The utility company has been using a Kia Niro plug-in hybrid vehicle for about two months now.
“We wanted to explore the idea of how can we reduce the greenhouse gas emissions that come from our fleet so we started looking at what electric vehicles would look like coming into our organization and where they might fit in," CFPUA Director of Public and Environmental Policy Lindsey Hallock said during a presentation to the board Wednesday.
Hallock said this step aligns with CFPUA’s goals of reducing the impact on the environment.
“So there are kind of two sides of emissions when it comes to why you want to reduce them. The first is tail pipe emissions. We live here, we care about our natural resources here and reducing tail pipe emissions just helps improve local air quality and that’s huge when we’re driving so many vehicles. All of those emissions add up and we want to be a part of keeping our community safe and clean,” Hallock said.

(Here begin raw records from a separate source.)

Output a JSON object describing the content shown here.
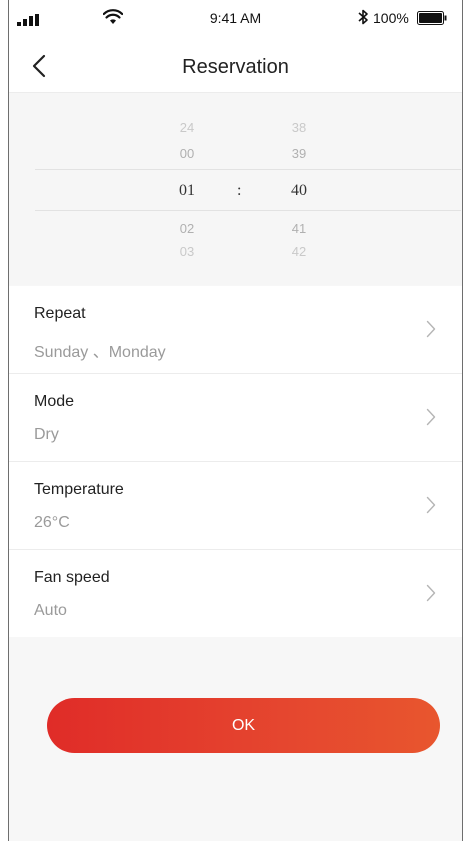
{
  "status_bar": {
    "time": "9:41 AM",
    "battery": "100%"
  },
  "nav": {
    "title": "Reservation"
  },
  "picker": {
    "hours": [
      "24",
      "00",
      "01",
      "02",
      "03"
    ],
    "minutes": [
      "38",
      "39",
      "40",
      "41",
      "42"
    ],
    "separator": ":"
  },
  "settings": [
    {
      "label": "Repeat",
      "value": "Sunday 、Monday"
    },
    {
      "label": "Mode",
      "value": "Dry"
    },
    {
      "label": "Temperature",
      "value": "26°C"
    },
    {
      "label": "Fan speed",
      "value": "Auto"
    }
  ],
  "ok_label": "OK",
  "colors": {
    "accent_start": "#e02c28",
    "accent_end": "#e8562e"
  }
}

The vehicle is being used by the water sampling division, which Hallock says is a good starting point for the program as they drive predictable routes each week. There are between 120 to 150 vehicles in CFPUA’s fleet.
“We have a lot of vehicles and they range in size. Some of them are the massive Vactor trucks and some are sedans. So we have a lot of variability in the fleet and that’s something we’re considering when we think about what it would look like to bring more electric vehicles into the fleet,” she said.
Hallock broke down the cost variations of using an electric car verse one that runs off gasoline during her presentation. She found the electric car is more expensive up front, but only ends up being about $600 more expensive over the lifetime of the vehicle.
“Tied to that $600 is about a 51 percent reduction in greenhouse gas emissions. We found that to be a really positive finding for the vehicle and I think it really gave us a lot of good information for the vehicle moving forward and is this an effective way of reducing emissions? And I think when we look at these numbers it could be," Hallock said.
The pilot program and any future purchases of electric vehicles is not expected to increase rates.
“What we found with this car is we were able to use existing budget to purchase it and we’re coming up on a new budget season and as cars come out of their fleet we’ll make sure we stay around the same cost point so it won’t have an impact on rates,” Hallock said.